Thursday, April 7, 2016
A college painting professor of mine was once talking about sometimes feeling a lack of meaning or purpose in being an artist. Coming from a very successful, passionate painter, this surprised me and apparently struck close to home, as I still remember his musings 15 years later. I imagine that this is a common thought cycle for artists - is what we do extravagant, navel gazing, and at worst, useless? I admittedly sometimes find myself critical of my life's work - am I just creating more STUFF in a world where humans already create too much stuff? It is ironic to me that I am both a dedicated purger of personal belongings and a creator of things.
Since having a daughter in February, these thoughts have been creeping in a little more seriously. Now time spent in the studio means time away from my quickly growing and changing baby, so it better be worthwhile and meaningful and make her world better somehow.
In his discussion of purpose as an artist, my professor mentioned that his brother was an eye surgeon. He said that he looked at his brother's work, how his skills and actions directly improved his patients' lives, and was envious. Someone who could not see when he came into his office left with sight.
This morning though I woke up with that story in my head, and had this thought - if it is honorable to help someone see, if that gift changes their lives, then isn't it just as honorable to create beautiful things for people to use that gift for? What is full health and capacities of the senses for if not to enjoy the beauty in this world?
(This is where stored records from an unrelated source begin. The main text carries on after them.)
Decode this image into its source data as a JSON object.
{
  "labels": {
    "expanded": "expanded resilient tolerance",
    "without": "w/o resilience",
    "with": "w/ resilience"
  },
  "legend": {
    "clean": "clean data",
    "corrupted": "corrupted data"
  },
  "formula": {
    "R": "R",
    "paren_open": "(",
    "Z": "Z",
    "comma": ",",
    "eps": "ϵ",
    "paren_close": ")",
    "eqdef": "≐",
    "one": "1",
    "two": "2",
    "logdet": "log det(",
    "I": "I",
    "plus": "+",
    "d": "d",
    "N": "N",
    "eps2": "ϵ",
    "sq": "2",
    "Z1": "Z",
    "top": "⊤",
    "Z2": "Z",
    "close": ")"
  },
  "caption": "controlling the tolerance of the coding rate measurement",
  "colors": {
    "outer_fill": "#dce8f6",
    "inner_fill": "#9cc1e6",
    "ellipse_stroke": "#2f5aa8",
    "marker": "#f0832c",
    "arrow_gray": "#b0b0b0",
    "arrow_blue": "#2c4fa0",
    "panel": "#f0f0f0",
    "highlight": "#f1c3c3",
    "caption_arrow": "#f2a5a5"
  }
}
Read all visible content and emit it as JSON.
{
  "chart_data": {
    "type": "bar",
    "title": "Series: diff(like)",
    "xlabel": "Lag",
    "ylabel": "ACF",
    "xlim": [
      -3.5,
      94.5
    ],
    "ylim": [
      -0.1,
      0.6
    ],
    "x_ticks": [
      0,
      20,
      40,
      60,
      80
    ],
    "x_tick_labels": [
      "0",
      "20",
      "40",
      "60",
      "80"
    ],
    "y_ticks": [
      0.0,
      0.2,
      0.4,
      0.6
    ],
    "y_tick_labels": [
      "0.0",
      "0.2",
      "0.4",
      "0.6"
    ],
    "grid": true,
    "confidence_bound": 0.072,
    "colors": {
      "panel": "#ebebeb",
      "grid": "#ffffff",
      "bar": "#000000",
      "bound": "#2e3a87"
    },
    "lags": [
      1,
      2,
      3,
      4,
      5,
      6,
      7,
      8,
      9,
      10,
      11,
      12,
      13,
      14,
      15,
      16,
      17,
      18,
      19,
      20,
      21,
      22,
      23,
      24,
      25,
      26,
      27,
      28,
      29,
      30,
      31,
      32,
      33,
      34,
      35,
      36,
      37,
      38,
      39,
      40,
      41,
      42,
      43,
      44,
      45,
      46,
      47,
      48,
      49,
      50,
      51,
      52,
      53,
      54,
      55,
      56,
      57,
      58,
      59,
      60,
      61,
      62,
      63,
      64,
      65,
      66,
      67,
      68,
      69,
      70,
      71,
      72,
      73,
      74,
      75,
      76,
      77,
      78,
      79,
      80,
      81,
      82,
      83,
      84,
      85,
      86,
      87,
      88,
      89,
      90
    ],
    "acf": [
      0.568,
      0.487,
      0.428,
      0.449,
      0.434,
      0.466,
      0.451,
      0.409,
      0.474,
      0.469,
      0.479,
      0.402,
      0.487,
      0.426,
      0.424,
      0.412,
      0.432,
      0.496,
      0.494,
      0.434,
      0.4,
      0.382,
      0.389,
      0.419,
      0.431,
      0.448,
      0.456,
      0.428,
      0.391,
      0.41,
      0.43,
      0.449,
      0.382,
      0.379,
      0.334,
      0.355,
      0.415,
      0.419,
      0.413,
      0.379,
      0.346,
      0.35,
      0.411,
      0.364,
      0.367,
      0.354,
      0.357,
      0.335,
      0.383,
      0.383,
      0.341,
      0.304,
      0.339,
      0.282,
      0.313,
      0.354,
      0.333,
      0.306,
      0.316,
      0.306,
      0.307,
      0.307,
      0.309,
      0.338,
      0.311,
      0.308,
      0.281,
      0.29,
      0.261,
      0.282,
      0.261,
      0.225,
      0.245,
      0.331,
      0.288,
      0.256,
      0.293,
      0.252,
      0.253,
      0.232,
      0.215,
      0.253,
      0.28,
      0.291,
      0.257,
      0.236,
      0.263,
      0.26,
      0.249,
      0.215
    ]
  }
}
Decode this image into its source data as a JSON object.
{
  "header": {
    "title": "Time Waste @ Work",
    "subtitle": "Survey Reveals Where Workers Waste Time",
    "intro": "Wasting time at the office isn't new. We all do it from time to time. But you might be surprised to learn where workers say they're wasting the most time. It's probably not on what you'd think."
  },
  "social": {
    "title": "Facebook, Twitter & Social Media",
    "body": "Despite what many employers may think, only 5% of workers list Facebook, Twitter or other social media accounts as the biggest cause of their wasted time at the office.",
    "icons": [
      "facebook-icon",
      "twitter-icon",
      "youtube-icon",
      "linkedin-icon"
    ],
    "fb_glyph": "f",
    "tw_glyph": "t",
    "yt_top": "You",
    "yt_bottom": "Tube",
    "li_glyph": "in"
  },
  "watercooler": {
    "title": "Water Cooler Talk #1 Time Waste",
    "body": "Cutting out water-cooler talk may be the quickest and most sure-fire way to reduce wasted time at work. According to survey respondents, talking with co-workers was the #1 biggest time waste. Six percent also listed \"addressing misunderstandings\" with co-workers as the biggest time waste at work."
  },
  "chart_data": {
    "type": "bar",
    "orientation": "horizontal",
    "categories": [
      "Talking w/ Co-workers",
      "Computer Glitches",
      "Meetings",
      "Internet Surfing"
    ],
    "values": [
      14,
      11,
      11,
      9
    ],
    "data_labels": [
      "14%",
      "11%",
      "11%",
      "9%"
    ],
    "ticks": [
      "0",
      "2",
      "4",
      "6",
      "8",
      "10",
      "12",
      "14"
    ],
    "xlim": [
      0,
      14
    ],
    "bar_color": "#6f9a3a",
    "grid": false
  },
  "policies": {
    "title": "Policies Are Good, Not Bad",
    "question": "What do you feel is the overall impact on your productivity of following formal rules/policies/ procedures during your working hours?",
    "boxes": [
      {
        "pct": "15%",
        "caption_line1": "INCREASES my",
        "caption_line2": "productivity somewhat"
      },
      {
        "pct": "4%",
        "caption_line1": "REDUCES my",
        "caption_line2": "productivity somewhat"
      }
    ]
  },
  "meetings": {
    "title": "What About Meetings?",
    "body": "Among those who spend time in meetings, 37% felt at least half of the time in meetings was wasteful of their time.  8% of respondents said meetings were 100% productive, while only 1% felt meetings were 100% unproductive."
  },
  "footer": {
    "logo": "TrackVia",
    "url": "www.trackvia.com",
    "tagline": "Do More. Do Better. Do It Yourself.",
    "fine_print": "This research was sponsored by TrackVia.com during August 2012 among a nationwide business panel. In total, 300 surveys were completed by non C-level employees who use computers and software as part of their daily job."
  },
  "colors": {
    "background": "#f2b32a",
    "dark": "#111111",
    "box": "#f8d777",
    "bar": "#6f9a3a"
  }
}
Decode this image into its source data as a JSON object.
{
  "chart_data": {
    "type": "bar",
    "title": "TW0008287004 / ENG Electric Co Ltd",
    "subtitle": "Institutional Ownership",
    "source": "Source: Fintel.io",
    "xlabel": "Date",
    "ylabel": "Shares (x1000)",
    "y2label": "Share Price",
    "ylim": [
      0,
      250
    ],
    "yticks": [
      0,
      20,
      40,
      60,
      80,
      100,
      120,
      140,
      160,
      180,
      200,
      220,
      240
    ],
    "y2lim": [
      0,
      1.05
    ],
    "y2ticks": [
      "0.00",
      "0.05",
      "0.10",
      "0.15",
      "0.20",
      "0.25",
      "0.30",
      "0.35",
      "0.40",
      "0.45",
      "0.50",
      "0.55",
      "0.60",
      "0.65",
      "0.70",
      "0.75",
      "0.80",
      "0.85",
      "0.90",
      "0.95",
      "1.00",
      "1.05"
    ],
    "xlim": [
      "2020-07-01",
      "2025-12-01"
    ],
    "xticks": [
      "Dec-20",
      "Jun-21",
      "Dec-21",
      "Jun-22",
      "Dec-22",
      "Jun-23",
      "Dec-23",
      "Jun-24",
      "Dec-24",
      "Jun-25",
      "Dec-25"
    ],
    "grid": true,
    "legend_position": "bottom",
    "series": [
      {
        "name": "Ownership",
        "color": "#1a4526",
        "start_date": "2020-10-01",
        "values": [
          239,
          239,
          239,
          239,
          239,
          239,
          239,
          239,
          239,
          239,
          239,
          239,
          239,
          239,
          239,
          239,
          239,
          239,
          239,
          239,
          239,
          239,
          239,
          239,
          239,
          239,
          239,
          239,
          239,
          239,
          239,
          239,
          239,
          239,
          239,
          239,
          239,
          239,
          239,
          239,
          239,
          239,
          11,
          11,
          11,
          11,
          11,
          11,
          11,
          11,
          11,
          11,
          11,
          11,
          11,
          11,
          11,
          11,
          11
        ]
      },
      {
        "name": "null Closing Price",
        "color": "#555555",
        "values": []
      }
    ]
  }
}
The photo above of Mairead at 7 weeks old depicts her turning her head to the left, her non-preferred side, to gaze up at a painting hanging over the bed. She loves to look at this painting, particularly the snow and dirt-striped hillside on the bottom left. As she looks, she gurgles and squeaks and flails her arms and legs in delight. And I think, if even just this little baby of mine gets so much pleasure from the images I paint, it is worthwhile work.